Jovem açoriano tem uma empresa de aluguer de barcos em Ponta Delgada e defende a construção de ancoradouros ao longo da costa

 Os pais queriam que fosse engenheiro ou gestor hoteleiro, mas tiveram de mudar de opinião.  Foram precisos dois anos para perceberam que Duarte queria mesmo era a náutica. “Antes de ir para engenharia já queria ir para Inglaterra fazer um curso com as especificações que pretendia para começar a trabalhar na indústria náutica. Os meus pais resistiram durante dois anos e depois perceberam que a minha paixão era o mar e hoje em dia estão muito contentes com a minha opção”, afirma.
Como todas as crianças, começou no Clube Naval de Ponta Delgada, “que é uma segunda casa para mim e acabou por ser a minha escola profissional e de vida. Passava os meus dias no Clube Naval”. O seu percurso começou na iniciação à vela, na classe Optimist, passou todas as outras fases de iniciação e fez muita competição até aos 19 anos. E, ao longo deste percurso, ele e os colegas obtiveram sempre bons resultados a nível nacional, no europeu e a nível mundial. A amizade no mundo da náutica é uma constante e a forma afável de Duarte ajuda muito. Através de outro colega que já tinha dado a volta ao mundo à vela, “com o senhor António Mota”, recebeu o convite  para ir fazer o curso a Inglaterra. Estava já na universidade e ele disse-me: “Duarte tenho a solução para ti, tens de vir para esta escola, vais fazer o curso e vais confirmar que é isto que vais gostar de fazer. Acabei por ir para a escola em 2005 e, em 2006, fui para Palma de Maiorca, que é uma dos maiores centros da náutica do Mediterrâneo. Comecei a trabalhar, primeiro, no Mediterrâneo. Através de um proprietário alemão fui parar ao Pacífico. Estive três anos a trabalhar entre a Costa Rica e a Nova Zelândia. Fazíamos a ilhas Galápagos, Polinésia francesa, Samoa e Fiji”.
“Depois”, prosseguiu, “voltei à Europa para estar um pouco próximo da família. Realmente, o Pacífico tem isto: por vezes, são 24 horas de viagem e era um pouco longe. E, então, voltei e comecei a fazer um pouco a Europa e Caraíbas. E, aqui nos Açores, eu e o meu sócio Castanheiro criámos a empresa Pure Sail. Mas é-me difícil desligar da navegação nos barcos grandes onde a tecnologia está sempre a mudar. Vão surgindo projectos interessantes como a viagem à Antártica e, agora, a viagem ao Ártico e procura estar na vanguarda”, afirma.

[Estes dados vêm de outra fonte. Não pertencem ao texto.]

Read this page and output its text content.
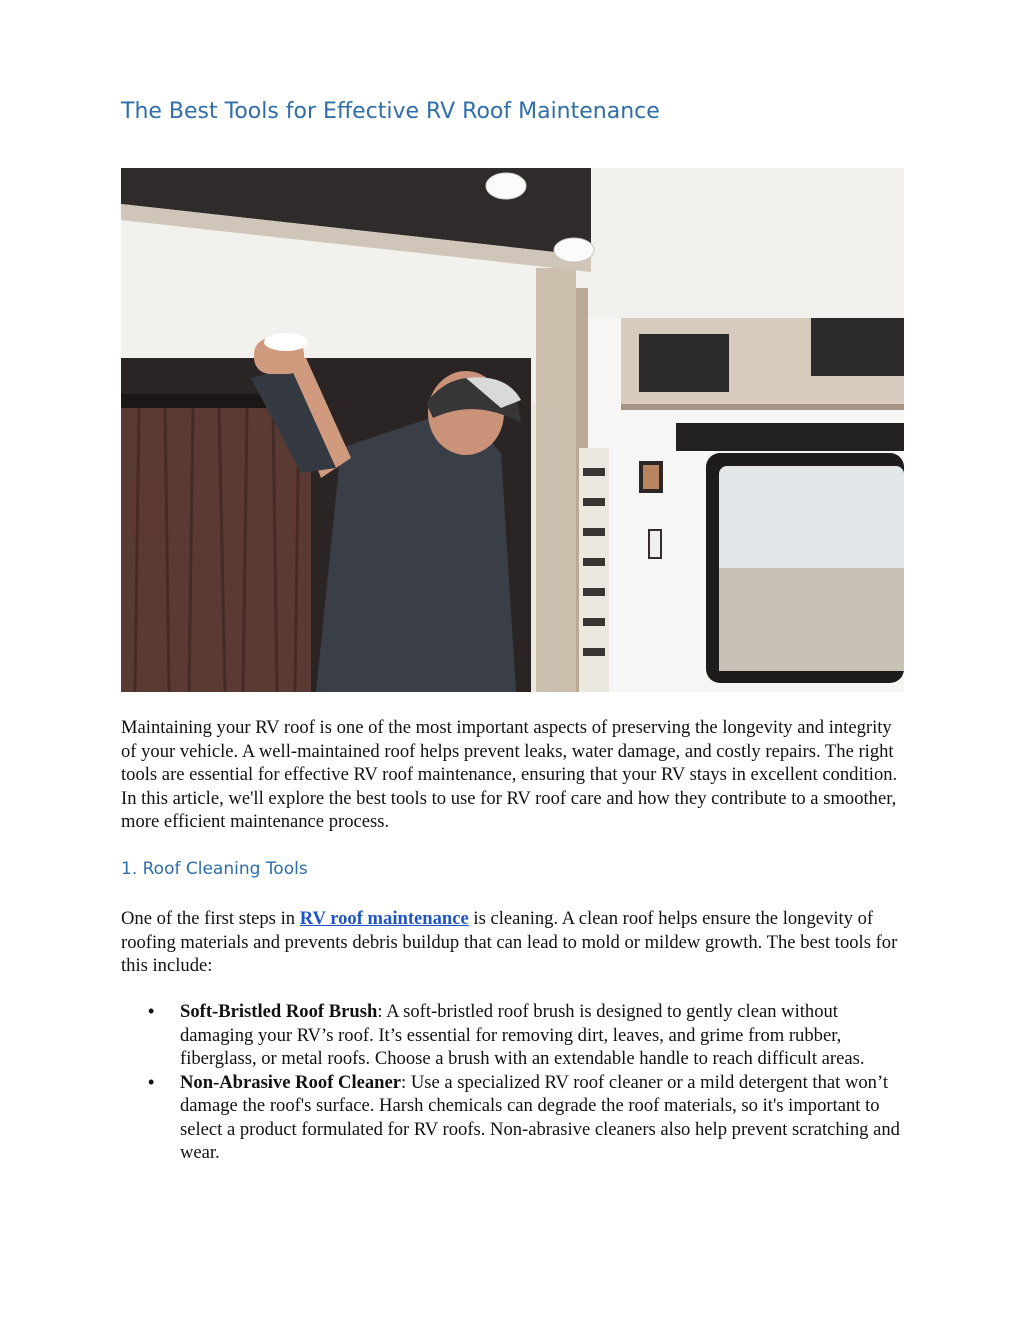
The Best Tools for Effective RV Roof Maintenance

Maintaining your RV roof is one of the most important aspects of preserving the longevity and integrity of your vehicle. A well-maintained roof helps prevent leaks, water damage, and costly repairs. The right tools are essential for effective RV roof maintenance, ensuring that your RV stays in excellent condition. In this article, we'll explore the best tools to use for RV roof care and how they contribute to a smoother, more efficient maintenance process.

1. Roof Cleaning Tools

One of the first steps in RV roof maintenance is cleaning. A clean roof helps ensure the longevity of roofing materials and prevents debris buildup that can lead to mold or mildew growth. The best tools for this include:

• Soft-Bristled Roof Brush: A soft-bristled roof brush is designed to gently clean without damaging your RV’s roof. It’s essential for removing dirt, leaves, and grime from rubber, fiberglass, or metal roofs. Choose a brush with an extendable handle to reach difficult areas.
• Non-Abrasive Roof Cleaner: Use a specialized RV roof cleaner or a mild detergent that won’t damage the roof's surface. Harsh chemicals can degrade the roof materials, so it's important to select a product formulated for RV roofs. Non-abrasive cleaners also help prevent scratching and wear.
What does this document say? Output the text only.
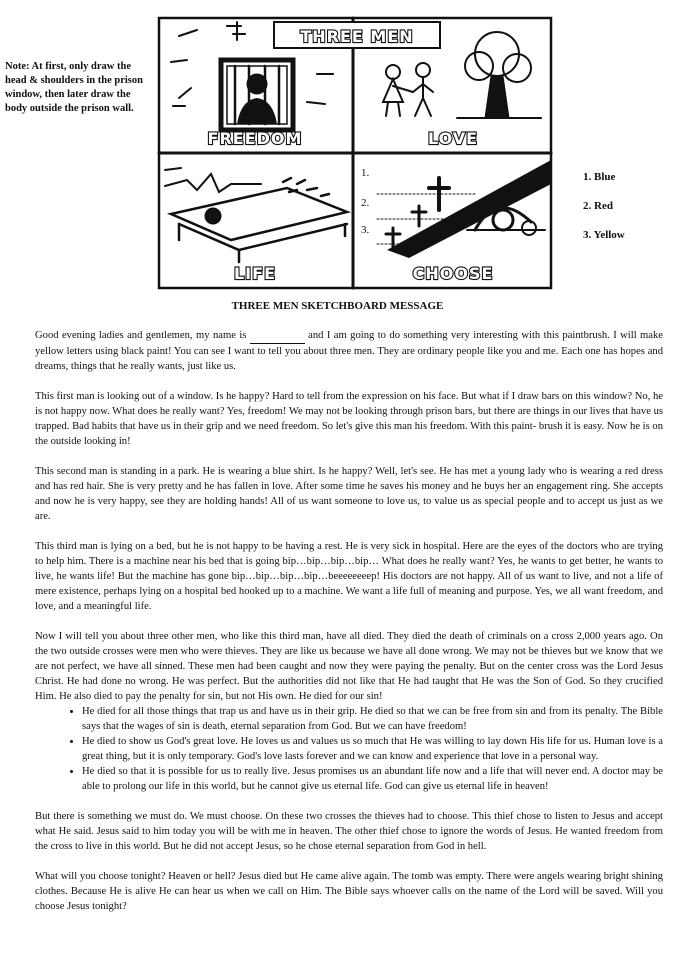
Note: At first, only draw the head & shoulders in the prison window, then later draw the body outside the prison wall.
THREE MEN
FREEDOM	LOVE
LIFE	CHOOSE
1.
2.
3.
1. Blue
2. Red
3. Yellow
THREE MEN SKETCHBOARD MESSAGE

Good evening ladies and gentlemen, my name is                                                               	and I am going to do something very interesting with this paintbrush. I will make yellow letters using black paint! You can see I want to tell you about three men. They are ordinary people like you and me. Each one has hopes and dreams, things that he really wants, just like us.

This first man is looking out of a window. Is he happy? Hard to tell from the expression on his face. But what if I draw bars on this window? No, he is not happy now. What does he really want? Yes, freedom! We may not be looking through prison bars, but there are things in our lives that have us trapped. Bad habits that have us in their grip and we need freedom. So let's give this man his freedom. With this paint- brush it is easy. Now he is on the outside looking in!

This second man is standing in a park. He is wearing a blue shirt. Is he happy? Well, let's see. He has met a young lady who is wearing a red dress and has red hair. She is very pretty and he has fallen in love. After some time he saves his money and he buys her an engagement ring. She accepts and now he is very happy, see they are holding hands! All of us want someone to love us, to value us as special people and to accept us just as we are.

This third man is lying on a bed, but he is not happy to be having a rest. He is very sick in hospital. Here are the eyes of the doctors who are trying to help him. There is a machine near his bed that is going bip…bip…bip…bip… What does he really want? Yes, he wants to get better, he wants to live, he wants life! But the machine has gone bip…bip…bip…bip…beeeeeeeep! His doctors are not happy. All of us want to live, and not a life of mere existence, perhaps lying on a hospital bed hooked up to a machine. We want a life full of meaning and purpose. Yes, we all want freedom, and love, and a meaningful life.

Now I will tell you about three other men, who like this third man, have all died. They died the death of criminals on a cross 2,000 years ago. On the two outside crosses were men who were thieves. They are like us because we have all done wrong. We may not be thieves but we know that we are not perfect, we have all sinned. These men had been caught and now they were paying the penalty. But on the center cross was the Lord Jesus Christ. He had done no wrong. He was perfect. But the authorities did not like that He had taught that He was the Son of God. So they crucified Him. He also died to pay the penalty for sin, but not His own. He died for our sin!

• He died for all those things that trap us and have us in their grip. He died so that we can be free from sin and from its penalty. The Bible says that the wages of sin is death, eternal separation from God. But we can have freedom!
• He died to show us God's great love. He loves us and values us so much that He was willing to lay down His life for us. Human love is a great thing, but it is only temporary. God's love lasts forever and we can know and experience that love in a personal way.
• He died so that it is possible for us to really live. Jesus promises us an abundant life now and a life that will never end. A doctor may be able to prolong our life in this world, but he cannot give us eternal life. God can give us eternal life in heaven!

But there is something we must do. We must choose. On these two crosses the thieves had to choose. This thief chose to listen to Jesus and accept what He said. Jesus said to him today you will be with me in heaven. The other thief chose to ignore the words of Jesus. He wanted freedom from the cross to live in this world. But he did not accept Jesus, so he chose eternal separation from God in hell.

What will you choose tonight? Heaven or hell? Jesus died but He came alive again. The tomb was empty. There were angels wearing bright shining clothes. Because He is alive He can hear us when we call on Him. The Bible says whoever calls on the name of the Lord will be saved. Will you choose Jesus tonight?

Após a Antárctica, vai ao Ártico. Como vai ser?
Duarte Monteiro da Silva – Pela beleza com que nos deparamos na viagem à Antártica, ficou-nos a vontade ainda maior de atravessar o Ártico. Só que a logística vai ser diferente. Será numa outra altura do ano. Havia a hipótese de fazer esta nova viagem já este ano. (…)
Estive até ao mês passado na Carolina do Sul. Estava lá à espera de indicações para começar a subir a costa dos Estados Unidos, íamos até ao Estado do Maine e, depois, passar pela Nova Escócia, Terra Nova e, talvez, navegar até à Gronelândia. Surgiram algumas dificuldades e há um mês atrás decidimos trazer o barco para a Europa. Cheguei esta semana ao Faial e vim ver a minha família a São Miguel.
Agora, voltamos a colocar novamente a hipótese de irmos no próximo ano ao Árctico. Quando isto acontecer, começamos no Canadá, Terra Nova e, depois, durante o Verão, com as alterações climáticas, há uma zona de degelo que surge nesta altura no Ártico. Mas é uma janela muito pequena de dois meses. Normalmente, é um barco de quebra-gelo do Canadá que vai à frente, ao longo da passagem, a ver se há condições. No caso de haver condições, eles abrem a passagem e fica aberta para qualquer navegador passar. No caso de o Governo do Canadá não abrir a passagem oficialmente, se houver algum pedido de socorro, a pessoa está por sua conta. Já se a passagem for aberta oficialmente por existirem condições de passagem, os meios de salvamento do governo canadiano vão lá e prestam socorro às tripulações.
Normalmente, vão os quebra-gelo. Depois, vão os navios de cruzeiro que já começam a fazer esta viagem e, depois, vão os barcos mais pequenos privados. Vamos pelo Estado de Main, Nova Escócia, Terra Nova e depois começa o Alasca e o barco sai do lado do Pacífico. É uma viagem para fazer no mês de Agosto e Setembro. A passagem faz-se num mês. Há uma pequena vila de esquimós que fica lá no centro que prestam auxílio aos navegadores. Nesta altura têm lá forma de as embarcações abastecerem de gasóleo. Nós somos um barco à vela, mas numa passagem daquelas, por vezes, é necessário o auxílio do motor. Temos gasóleo suficiente para fazer uma viagem destas, mas para barcos mais pequenos de 12 a 15 metros, não têm esta autonomia e então existe uma vila a meio da passagem em que os esquimós auxiliam quem precisa.
Na viagem, saímos no Norte do Alasca, descemos a encosta do Canadá e dos Estados Unidos até ao estreito do Panamá de passagem para o Atlântico.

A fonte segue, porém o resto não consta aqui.